Intra-operative Transesophageal Echocardiology

Chong C Lee, MD, Marshfield Clinic Cardiovascular Surgeon on staff at Ministry Saint Clare’s Hospital

Jason Hanson, MD, Ministry Medical Group Anesthesiologist on staff at Ministry Saint Clare’s Hospital

Gregory Gilles, MD, Ministry Medical Group Anesthesiologist on staff at Ministry Saint Clare’s Hospital

Transesophageal echocardiography (TEE) plays a pivotal role in the intraoperative assessment of mitral valve disease. Specifically, as you’re about to read in the following case study, in a patient experiencing severe mitral regurgitation, TEE can affect the surgeon’s verdict on whether to completely replace the valve or rather to attempt repair. This critical choice of replace-versus-repair entails life-changing ramifications for the patient. As an adjunct in this decision process, intraoperative TEE adds a valuable tool to our armamentarium in the quest to provide optimal patient outcomes.

Case Study: Mitral Valve Repair

The patient is a 53-year-old gentleman who was seen in consultation in January 2010 for severe mitral regurgitation with mitral valve prolapse. The patient had a diagnosis of rheumatic fever as a child. He states that he has known that he had mitral valve disease at a very young age. He has been followed with echocardiogram as an adult. His most recent echocardiogram in December 2010 demonstrated the severe mitral regurgitation with continued myxomatous mitral valve prolapse with marked left atrial enlargement as well as moderate pulmonary hypertension. The patient was clinically developing more exertional shortness of breath and it was time to have further discussion about the mitral valve repair or replacement. The patient was otherwise healthy other than a history of hypertension. After a review of his echocardiogram and cardiac catheterization, recommendation was made to proceed with mitral valve repair. On May 20, 2010, the patient underwent mitral valve repair with resection of the posterior 2 segment with placement of a 30 mm annuloplasty band and closure of the left atrial appendage. The patient tolerated the procedure well and is doing excellent post-procedure.

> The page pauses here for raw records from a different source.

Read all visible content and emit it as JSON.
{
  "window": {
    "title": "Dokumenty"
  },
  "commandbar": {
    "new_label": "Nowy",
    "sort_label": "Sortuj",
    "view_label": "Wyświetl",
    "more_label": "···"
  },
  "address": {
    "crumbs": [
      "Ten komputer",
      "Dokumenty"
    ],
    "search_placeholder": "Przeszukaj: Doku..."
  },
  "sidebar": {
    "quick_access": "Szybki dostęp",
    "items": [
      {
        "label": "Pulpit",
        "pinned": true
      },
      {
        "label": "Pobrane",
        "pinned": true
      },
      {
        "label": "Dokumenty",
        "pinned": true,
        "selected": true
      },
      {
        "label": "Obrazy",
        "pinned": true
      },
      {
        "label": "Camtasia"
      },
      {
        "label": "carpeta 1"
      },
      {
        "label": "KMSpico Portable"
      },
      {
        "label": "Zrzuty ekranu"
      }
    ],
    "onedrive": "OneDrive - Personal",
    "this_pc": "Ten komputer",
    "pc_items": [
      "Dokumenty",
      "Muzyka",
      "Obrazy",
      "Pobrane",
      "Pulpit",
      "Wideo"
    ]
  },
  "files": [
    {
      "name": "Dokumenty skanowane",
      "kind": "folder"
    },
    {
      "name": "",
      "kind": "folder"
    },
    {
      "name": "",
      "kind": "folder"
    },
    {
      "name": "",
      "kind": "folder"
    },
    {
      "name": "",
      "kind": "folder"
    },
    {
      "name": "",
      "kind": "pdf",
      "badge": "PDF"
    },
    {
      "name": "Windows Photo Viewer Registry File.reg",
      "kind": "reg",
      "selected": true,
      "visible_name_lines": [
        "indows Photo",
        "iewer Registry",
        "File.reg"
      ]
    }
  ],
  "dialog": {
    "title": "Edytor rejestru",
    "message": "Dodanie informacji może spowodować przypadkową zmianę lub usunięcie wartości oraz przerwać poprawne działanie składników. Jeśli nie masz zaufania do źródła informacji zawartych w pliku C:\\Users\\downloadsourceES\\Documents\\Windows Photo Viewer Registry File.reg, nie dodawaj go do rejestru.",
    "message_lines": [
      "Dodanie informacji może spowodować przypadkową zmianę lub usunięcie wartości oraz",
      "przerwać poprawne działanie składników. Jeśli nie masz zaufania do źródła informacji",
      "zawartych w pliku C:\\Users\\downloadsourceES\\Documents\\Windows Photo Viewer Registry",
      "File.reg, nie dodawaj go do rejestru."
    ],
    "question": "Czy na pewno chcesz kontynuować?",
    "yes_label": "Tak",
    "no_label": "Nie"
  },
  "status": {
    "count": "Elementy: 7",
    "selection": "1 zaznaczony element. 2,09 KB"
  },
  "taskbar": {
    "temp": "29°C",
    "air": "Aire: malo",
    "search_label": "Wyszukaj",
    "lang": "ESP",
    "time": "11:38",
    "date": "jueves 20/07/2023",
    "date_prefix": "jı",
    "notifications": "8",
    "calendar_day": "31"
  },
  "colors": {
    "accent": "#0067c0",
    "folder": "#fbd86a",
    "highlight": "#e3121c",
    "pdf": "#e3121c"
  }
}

TEE examination of the mitral valve involves both structural and functional evaluation.The mitral valve apparatus itself is comprised of several distinct components: valve annulus, anterior leaflet, posterior leaflet, chordae tendinae, and the ventricular papillary muscles. Pathology can occur at any of these locations, and thorough systematic inspection is requisite. Ultrasound modalities available to facilitate this interrogation include 2D-echo, color flow Doppler, spectral Doppler, and the rapidly improving technology of 3D-echo. Both qualitative and quantitative techniques are utilized to determine the mechanism of mitral regurgitation (MR), the anatomic lesion(s) involved, and severity of physiologic impact. This evidence is then taken in context (with other factors such as patient age, functional status, and co-morbidity, as well as the surgeon’s confidence in the likely success of a particular surgical approach) to determine whether valve replacement or repair will commence. In the case of mitral valve repair, post-procedure considerations would include evaluation of adequacy of repair, specifically looking for evidence of residual regurgitation; potential complications including systolic anterior motion (SAM) or LVOT obstruction, coronary injury, ventricular rupture, or aortic valve leaflet injury are also investigated.

A case such as this poses a challenge to today’s cardiac surgical team. The decision to repair a leaking mitral valve instead of replacing it is complex, and not one without significant potential consequences. Intraoperative TEE can provide help in that process. Ultimately it is a powerful and exciting technology that will only see a growing role within the cardiac surgery suite.